6. Abraham found out that even though the Sahara group companies collected money they
did not have proper records of the identity of its investors. How and to whom would they
then return the money? Even professional agencies were unable to locate the investors.

7. The two companies, Abraham alleged, intended to rotate money between group
companies. Though the OFCD instruments were issued in the name of the two companies,
cheques were sought in the name of Sahara India.

8. When Sebi issued its order on the wrongdoings of the Sahara group on June 23, 2011,
Sahara group took the matter with Securities Appellate Tribunal (SAT). But SAT held the
Sebi findings to be correct. SAT in its order said What it (Red Herring Prospectus) did not
disclose was the fact that the information memorandum was being issued to more than 30
million persons inviting them to subscribe to the OFCDs and there lies the catchThis
concealment is, indeed, very significant and goes to the root of the controversy.

9. Sahara group then approached the Supreme Court but in August 2012, the honourable
court asked the group to repay an amount of over Rs 24,000 crore to Sebi within 90 days.
The regulator will then distribute the money to bonafide investors.

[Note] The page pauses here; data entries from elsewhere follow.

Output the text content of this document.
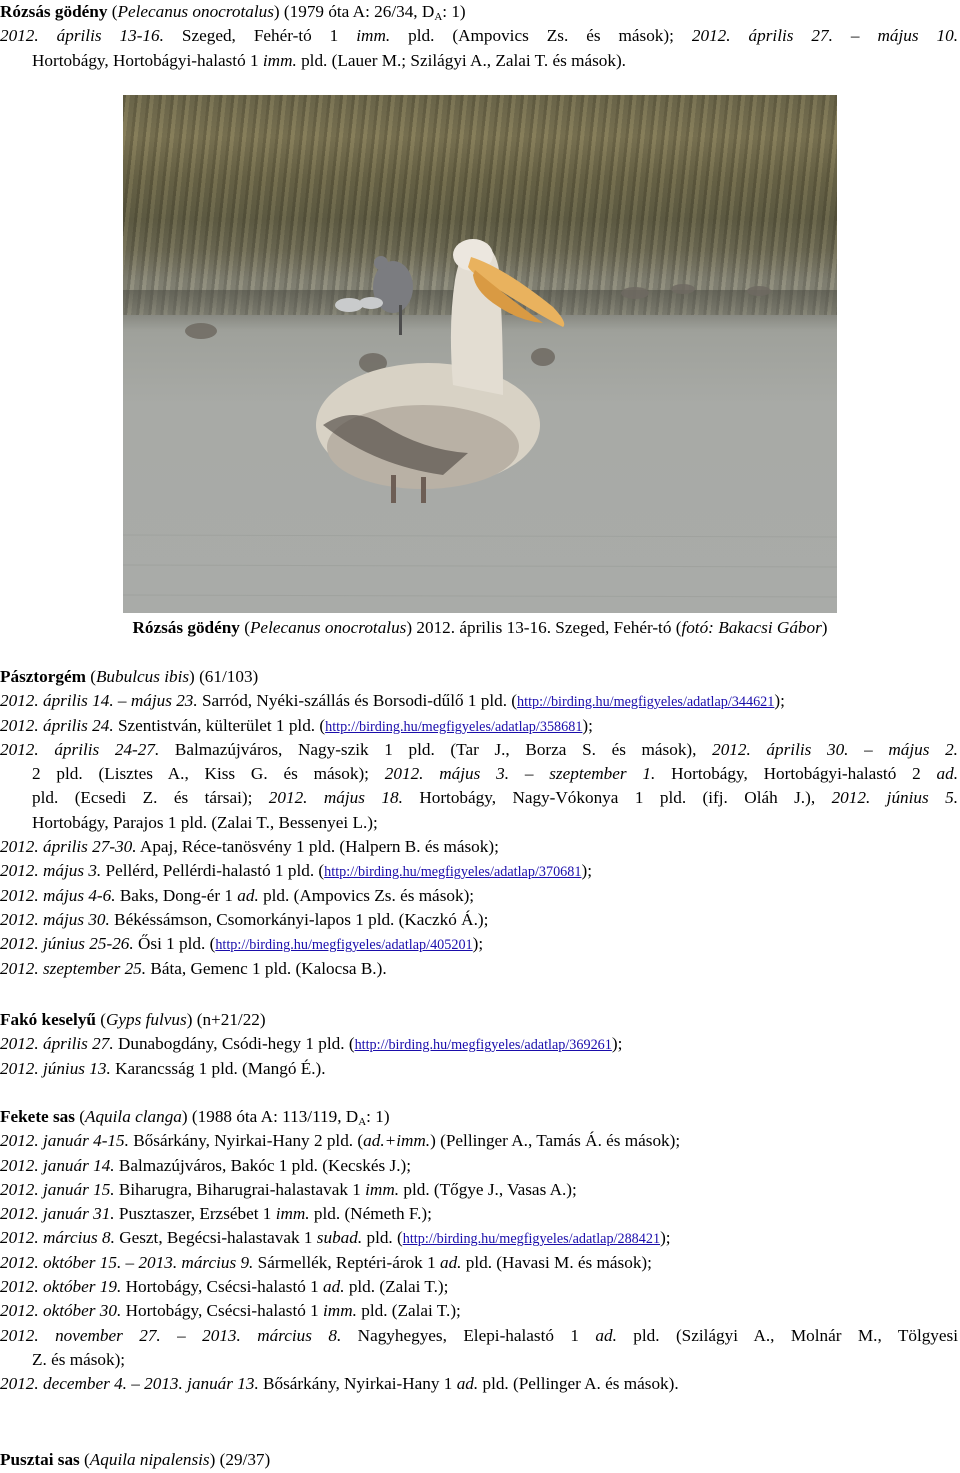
Rózsás gödény (Pelecanus onocrotalus) (1979 óta A: 26/34, $D_A$: 1)
2012. április 13-16. Szeged, Fehér-tó 1 imm. pld. (Ampovics Zs. és mások); 2012. április 27. – május 10.
Hortobágy, Hortobágyi-halastó 1 imm. pld. (Lauer M.; Szilágyi A., Zalai T. és mások).
Rózsás gödény (Pelecanus onocrotalus) 2012. április 13-16. Szeged, Fehér-tó (fotó: Bakacsi Gábor)
Pásztorgém (Bubulcus ibis) (61/103)
2012. április 14. – május 23. Sarród, Nyéki-szállás és Borsodi-dűlő 1 pld. (http://birding.hu/megfigyeles/adatlap/344621);
2012. április 24. Szentistván, külterület 1 pld. (http://birding.hu/megfigyeles/adatlap/358681);
2012. április 24-27. Balmazújváros, Nagy-szik 1 pld. (Tar J., Borza S. és mások), 2012. április 30. – május 2.
2 pld. (Lisztes A., Kiss G. és mások); 2012. május 3. – szeptember 1. Hortobágy, Hortobágyi-halastó 2 ad.
pld. (Ecsedi Z. és társai); 2012. május 18. Hortobágy, Nagy-Vókonya 1 pld. (ifj. Oláh J.), 2012. június 5.
Hortobágy, Parajos 1 pld. (Zalai T., Bessenyei L.);
2012. április 27-30. Apaj, Réce-tanösvény 1 pld. (Halpern B. és mások);
2012. május 3. Pellérd, Pellérdi-halastó 1 pld. (http://birding.hu/megfigyeles/adatlap/370681);
2012. május 4-6. Baks, Dong-ér 1 ad. pld. (Ampovics Zs. és mások);
2012. május 30. Békéssámson, Csomorkányi-lapos 1 pld. (Kaczkó Á.);
2012. június 25-26. Ősi 1 pld. (http://birding.hu/megfigyeles/adatlap/405201);
2012. szeptember 25. Báta, Gemenc 1 pld. (Kalocsa B.).
Fakó keselyű (Gyps fulvus) (n+21/22)
2012. április 27. Dunabogdány, Csódi-hegy 1 pld. (http://birding.hu/megfigyeles/adatlap/369261);
2012. június 13. Karancsság 1 pld. (Mangó É.).
Fekete sas (Aquila clanga) (1988 óta A: 113/119, $D_A$: 1)
2012. január 4-15. Bősárkány, Nyirkai-Hany 2 pld. (ad.+imm.) (Pellinger A., Tamás Á. és mások);
2012. január 14. Balmazújváros, Bakóc 1 pld. (Kecskés J.);
2012. január 15. Biharugra, Biharugrai-halastavak 1 imm. pld. (Tőgye J., Vasas A.);
2012. január 31. Pusztaszer, Erzsébet 1 imm. pld. (Németh F.);
2012. március 8. Geszt, Begécsi-halastavak 1 subad. pld. (http://birding.hu/megfigyeles/adatlap/288421);
2012. október 15. – 2013. március 9. Sármellék, Reptéri-árok 1 ad. pld. (Havasi M. és mások);
2012. október 19. Hortobágy, Csécsi-halastó 1 ad. pld. (Zalai T.);
2012. október 30. Hortobágy, Csécsi-halastó 1 imm. pld. (Zalai T.);
2012. november 27. – 2013. március 8. Nagyhegyes, Elepi-halastó 1 ad. pld. (Szilágyi A., Molnár M., Tölgyesi
Z. és mások);
2012. december 4. – 2013. január 13. Bősárkány, Nyirkai-Hany 1 ad. pld. (Pellinger A. és mások).
Pusztai sas (Aquila nipalensis) (29/37)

But suddenly Sahara said
it had repaid most of the money over the last one year and an amount of just over Rs 5,000
crore was pending.

Does ofcd come under the jurisdiction of sebi.


Whether the hybrid OFCDs fall within the definition of "Securities" within the
meaning of Companies Act, SEBI Act and SCRA so as to vest SEBI with the
jurisdiction to investigate and adjudicate. Observations of SC: OFCDs issued by
the two companies are in the nature of "hybrid" instruments but it is "Security"
within the meaning of Companies Act, SEBI Act and SCRA. Although the definition
of "Securities" under section 2(h) of SCRA does not contain the term "hybrid
instruments" but it is inclusive definition and covers all "Marketable securities".
OFCDs were offered to millions of people hence it were marketable. The name
itself contains the term "Debenture", it is deemed to be a security as per the
provisions of Companies Act, SEBI Act and SCRA.